Es war attraktiv, denn der Mann hatte markante Züge und ein ebensolches Kinn, doch irgendetwas an seinem Ausdruck machte ihm Angst und irritierte ihn gleichermaßen.
Der Mann sah älter aus, als er erwartet hatte. Er hatte tiefe Falten in den Mundwinkeln, und seine Augen waren glanzlos.
Michael versuchte, seinen Charakter zu deuten und zu erraten, was in ihm vorging, und suchte vergeblich nach einem Anzeichen von Humor oder Unbeschwertheit. Was stimmte mit diesem Mann nicht? Irgendetwas quälte ihn. Es war das Gesicht eines Menschen, der keine Hoffnung mehr hatte und sich keine Illusionen mehr machte. Starr betrachtete Michael sein Spiegelbild und verspürte einen Anflug von Verzweiflung.
„Du meine Güte, sagte er leise zu sich selbst. „Du lebst! Lächle gefälligst!
Er lächelte.
Das Gesicht im Spiegel lächelte auch.
„Schon besser", meinte Michael.
Das Telefon klingelte schrill, als Amy ihr Apartment betrat, und prompt wurde sie wütend. Sie hatte drei Wochen abseits der Zivilisation verbracht, und als Erstes musste sie das verdammte Telefon hören. Sie würde den Hörer nicht abnehmen.
Sie schleifte ihren schweren Rucksack ins Schlafzimmer, zog die Wanderstiefel aus und öffnete dann alle Fenster. Das Klingeln hörte auf. Gut. Amy zog ihr T-Shirt und ihre Jeans aus. Nun würde sie erst einmal ausgiebig duschen. Wieder begann das Telefon zu klingeln. Sie ignorierte es einfach und ging ins Bad.

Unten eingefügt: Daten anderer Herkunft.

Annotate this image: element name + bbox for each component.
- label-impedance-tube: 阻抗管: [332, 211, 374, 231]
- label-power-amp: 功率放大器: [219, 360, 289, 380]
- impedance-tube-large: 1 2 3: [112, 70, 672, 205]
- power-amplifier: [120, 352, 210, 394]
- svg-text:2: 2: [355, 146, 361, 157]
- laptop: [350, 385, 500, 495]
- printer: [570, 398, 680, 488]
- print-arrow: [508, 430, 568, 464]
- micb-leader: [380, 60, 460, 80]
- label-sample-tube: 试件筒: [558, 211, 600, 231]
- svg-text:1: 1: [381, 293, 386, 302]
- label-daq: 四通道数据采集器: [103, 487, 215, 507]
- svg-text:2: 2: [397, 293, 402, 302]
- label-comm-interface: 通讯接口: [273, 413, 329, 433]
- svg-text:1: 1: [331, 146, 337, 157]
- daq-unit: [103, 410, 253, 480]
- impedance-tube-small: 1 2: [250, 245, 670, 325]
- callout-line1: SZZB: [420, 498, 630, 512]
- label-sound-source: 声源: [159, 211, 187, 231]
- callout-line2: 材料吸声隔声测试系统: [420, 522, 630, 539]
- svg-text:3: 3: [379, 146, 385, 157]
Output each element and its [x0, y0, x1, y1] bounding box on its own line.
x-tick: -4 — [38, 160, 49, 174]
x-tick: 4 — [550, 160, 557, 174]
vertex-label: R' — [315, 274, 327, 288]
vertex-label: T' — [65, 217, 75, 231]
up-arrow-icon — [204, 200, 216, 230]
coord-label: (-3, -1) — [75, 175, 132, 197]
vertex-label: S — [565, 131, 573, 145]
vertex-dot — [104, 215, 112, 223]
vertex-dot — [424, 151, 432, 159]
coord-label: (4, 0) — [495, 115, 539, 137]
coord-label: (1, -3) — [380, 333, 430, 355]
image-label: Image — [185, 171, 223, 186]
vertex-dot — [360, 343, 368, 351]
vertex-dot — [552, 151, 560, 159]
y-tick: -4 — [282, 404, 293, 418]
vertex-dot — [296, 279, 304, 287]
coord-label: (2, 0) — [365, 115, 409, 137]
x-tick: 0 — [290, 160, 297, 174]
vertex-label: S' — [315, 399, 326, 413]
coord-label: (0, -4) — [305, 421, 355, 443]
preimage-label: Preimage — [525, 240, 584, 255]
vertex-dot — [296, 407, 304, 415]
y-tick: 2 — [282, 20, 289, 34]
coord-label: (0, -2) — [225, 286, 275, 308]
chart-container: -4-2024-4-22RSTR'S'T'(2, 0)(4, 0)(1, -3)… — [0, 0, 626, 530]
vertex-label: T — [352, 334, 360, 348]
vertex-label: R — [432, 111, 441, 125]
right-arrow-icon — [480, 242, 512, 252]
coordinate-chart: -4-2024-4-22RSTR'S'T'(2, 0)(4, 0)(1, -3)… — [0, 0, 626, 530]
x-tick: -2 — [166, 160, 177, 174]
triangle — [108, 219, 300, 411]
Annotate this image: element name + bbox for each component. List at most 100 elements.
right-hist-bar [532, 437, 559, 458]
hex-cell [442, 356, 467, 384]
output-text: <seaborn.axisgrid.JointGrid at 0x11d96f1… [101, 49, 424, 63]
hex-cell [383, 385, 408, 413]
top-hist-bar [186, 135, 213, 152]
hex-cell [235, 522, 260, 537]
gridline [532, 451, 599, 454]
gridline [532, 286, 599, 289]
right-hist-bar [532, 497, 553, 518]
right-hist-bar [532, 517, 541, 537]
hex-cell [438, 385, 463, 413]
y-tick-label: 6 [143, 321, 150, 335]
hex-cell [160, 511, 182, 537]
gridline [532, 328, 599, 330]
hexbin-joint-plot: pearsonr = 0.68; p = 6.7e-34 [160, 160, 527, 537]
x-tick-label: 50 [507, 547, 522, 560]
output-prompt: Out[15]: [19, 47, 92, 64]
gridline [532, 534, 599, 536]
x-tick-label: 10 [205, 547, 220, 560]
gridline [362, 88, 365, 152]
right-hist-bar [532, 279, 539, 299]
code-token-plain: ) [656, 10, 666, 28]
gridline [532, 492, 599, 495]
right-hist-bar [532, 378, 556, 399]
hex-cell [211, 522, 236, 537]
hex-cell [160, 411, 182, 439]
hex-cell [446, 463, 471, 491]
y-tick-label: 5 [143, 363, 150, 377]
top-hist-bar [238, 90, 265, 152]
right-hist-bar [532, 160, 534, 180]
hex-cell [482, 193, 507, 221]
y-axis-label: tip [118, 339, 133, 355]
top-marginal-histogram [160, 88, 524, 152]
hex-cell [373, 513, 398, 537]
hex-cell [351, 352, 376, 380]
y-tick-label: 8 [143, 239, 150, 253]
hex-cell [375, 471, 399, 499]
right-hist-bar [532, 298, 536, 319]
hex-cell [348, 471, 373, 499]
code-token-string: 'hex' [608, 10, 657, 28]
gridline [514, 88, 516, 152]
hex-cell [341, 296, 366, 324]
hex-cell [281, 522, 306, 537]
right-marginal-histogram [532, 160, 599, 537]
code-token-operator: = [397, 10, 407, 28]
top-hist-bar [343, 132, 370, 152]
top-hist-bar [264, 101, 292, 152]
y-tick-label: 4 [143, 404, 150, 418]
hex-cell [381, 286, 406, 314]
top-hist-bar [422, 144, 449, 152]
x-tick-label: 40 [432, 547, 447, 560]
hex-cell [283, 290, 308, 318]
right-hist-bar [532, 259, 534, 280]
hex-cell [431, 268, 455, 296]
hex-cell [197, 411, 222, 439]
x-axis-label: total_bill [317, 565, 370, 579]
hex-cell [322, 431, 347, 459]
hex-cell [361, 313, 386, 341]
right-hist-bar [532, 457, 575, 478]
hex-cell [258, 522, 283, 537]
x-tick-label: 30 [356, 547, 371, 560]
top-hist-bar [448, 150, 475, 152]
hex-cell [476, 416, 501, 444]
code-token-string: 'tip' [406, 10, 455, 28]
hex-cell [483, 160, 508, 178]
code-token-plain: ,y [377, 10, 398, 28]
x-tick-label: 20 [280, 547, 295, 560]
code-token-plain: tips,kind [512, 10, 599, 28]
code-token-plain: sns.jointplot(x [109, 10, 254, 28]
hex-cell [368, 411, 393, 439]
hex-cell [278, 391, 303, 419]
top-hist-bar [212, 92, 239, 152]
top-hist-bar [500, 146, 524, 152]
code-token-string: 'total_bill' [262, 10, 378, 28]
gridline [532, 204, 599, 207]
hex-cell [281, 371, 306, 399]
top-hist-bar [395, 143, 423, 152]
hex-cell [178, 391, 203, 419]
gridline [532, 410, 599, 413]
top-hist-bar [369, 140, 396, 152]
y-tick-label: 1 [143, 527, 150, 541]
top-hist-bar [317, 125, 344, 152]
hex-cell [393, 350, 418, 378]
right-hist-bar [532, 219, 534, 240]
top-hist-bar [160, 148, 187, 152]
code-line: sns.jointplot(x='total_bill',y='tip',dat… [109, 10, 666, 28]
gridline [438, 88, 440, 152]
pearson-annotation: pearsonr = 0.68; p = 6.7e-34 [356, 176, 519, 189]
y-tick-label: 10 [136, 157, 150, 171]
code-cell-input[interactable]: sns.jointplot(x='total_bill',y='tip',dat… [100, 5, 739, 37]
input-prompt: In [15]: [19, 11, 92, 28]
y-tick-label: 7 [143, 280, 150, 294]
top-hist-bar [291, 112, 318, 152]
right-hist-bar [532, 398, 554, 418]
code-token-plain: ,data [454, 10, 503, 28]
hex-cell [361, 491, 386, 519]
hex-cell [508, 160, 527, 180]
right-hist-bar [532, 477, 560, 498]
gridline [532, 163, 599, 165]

Als sie eine halbe Stunde später in der Küche war und sich gerade eine Tiefkühlpizza im Backofen machte, begann das Telefon erneut zu klingeln. Daraufhin nahm sie den Hörer ab. „Hallo", meldete sie sich mit einem resignierten Unterton.
„Amy? Bist du das? Ich bin ja so froh, dass du da bist, ließ sich eine hohe Frauenstimme vernehmen. „Ich versuche schon seit Wochen, dich zu erreichen. Oh Amy …
Die Frau brach in Tränen aus.
Das Herz wurde Amy schwer. Sie kannte diese Stimme. Sie gehörte der Vergangenheit an, der Vergangenheit, die sie verzweifelt hinter sich zu lassen versuchte.
„Melissa!" war alles, was Amy sagen konnte. Die widersprüchlichsten Gefühle überkamen sie. Sie mochte Melissa sehr, doch diese weckte zu schmerzliche Emotionen in ihr.
„Oh Amy! Es tut mir leid, dass ich dich anrufe, aber ich wusste nicht mehr ein noch aus. Ich bekomme ein Baby und muss im Bett liegen …"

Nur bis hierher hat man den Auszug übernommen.